Trafik brought in fashionable DJs - including San Francisco’s Marques Wyatt of Om Records and Vienna’s Rodney Hunter from G-Stone Recordings - to fashionable venues - Shout and Halo, respectively. In attendance were also editors from national publications including BPM Magazine and Complex. And the fashionable brands were many: Triple Five Soul, Steele, 575 Denim, Lee, Project E, Fresh Prints and locally based Carpé Denim (whose trio of owners also acted as Trafik producers). They were all featured during an early evening fashion show Sat., April 9, at eleven50, hosted by MTV VJ Quddus and attended by Cee-Lo, among others.

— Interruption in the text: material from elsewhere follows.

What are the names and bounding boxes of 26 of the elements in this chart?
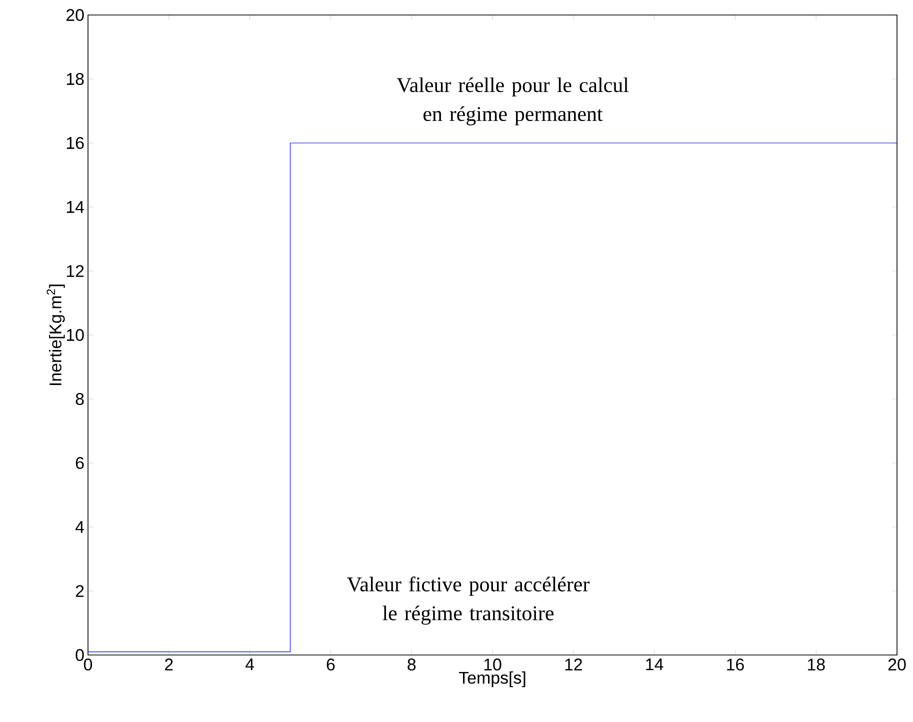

Despite all that activity, my weekend tale began at the eleven50 runway show, because I chose to be fashionably late ... by a couple days. But that’s just how deep I roll. And because griping about the state of fashion is perpetually in fashion, I’m going to take this opportunity to poke a little well-meaning fun.

You know how when someone tells you they like your outfit and you throw some false modesty by saying, “What, this old thing?” Well, that phrase is becoming increasingly appropriate, as the hot thing seems to be adding more and more distressing to jeans. I love some comfy, lived-in pants, but sometimes looking at all the different holes and washes applied to “new” jeans, I wonder if maybe I am buying someone else’s hand-me-downs. But as someone who wears jeans until they rip naturally, then wears them for two more years, and as someone who enjoys putting his private - matters - out on display, I can only complain so much that I can now buy jeans with increasingly easy access.

Turning my eyes to the eleven50 crowd, I noticed almost every man wore a blazer. Somehow, as increasingly ripped jeans and “vintage” T-shirts have become a conventional club look, the blazer has become the instant means to dress up the dressed down. And during a semi-recent night out drinking, two friends took the trend to its inevitable end with the “invention” of the Blazziere (pronounced as a cross between “blazer” and “brassiere” if you go looking for one at imaginary department stores worldwide). It amounts to the male push-up bra-meets-support hose. Hiding the tummy and broadening the shoulders, the Blazziere contributes self-confidence if your get-up-and-go got up and went.

Now a couple more jabs before I go. For you dudes with polo collars flipped up, it looks like a storm blew from behind and you just didn’t bother to correct yourself. Would you walk around with a permanent boner? Seriously, collar up is like wearing a rain-dappled fedora indoors; it just won’t do. And women, stop tucking your pants into wrinkly leather mid-calf or knee-high boots; the puddles aren’t that deep. Finally, women with those hobo-style gold lamé shoulder bags, you look like my Jewish grandmother. Lamé reads like lame for a reason, even if it’s worn like scoop-neck chain mail to show off your tanning-bed-bronzed tittays. (Oh, my collar just popped up.) Seriously, Delia’s is now selling that shit. When a 13-year-old is in on it, it’s out.

And the 13-year-olds can at least plead ignorance about the stupidity of ’80s fashions. Anyone born in 1979 or before has no excuse for re-accepting a bunch of failed fashions. It’s only a matter of time before satellite bangs and florescent biker shorts come back. The only thing you should embrace from 1984 is Nancy Reagan’s catch phrase: Just Say No!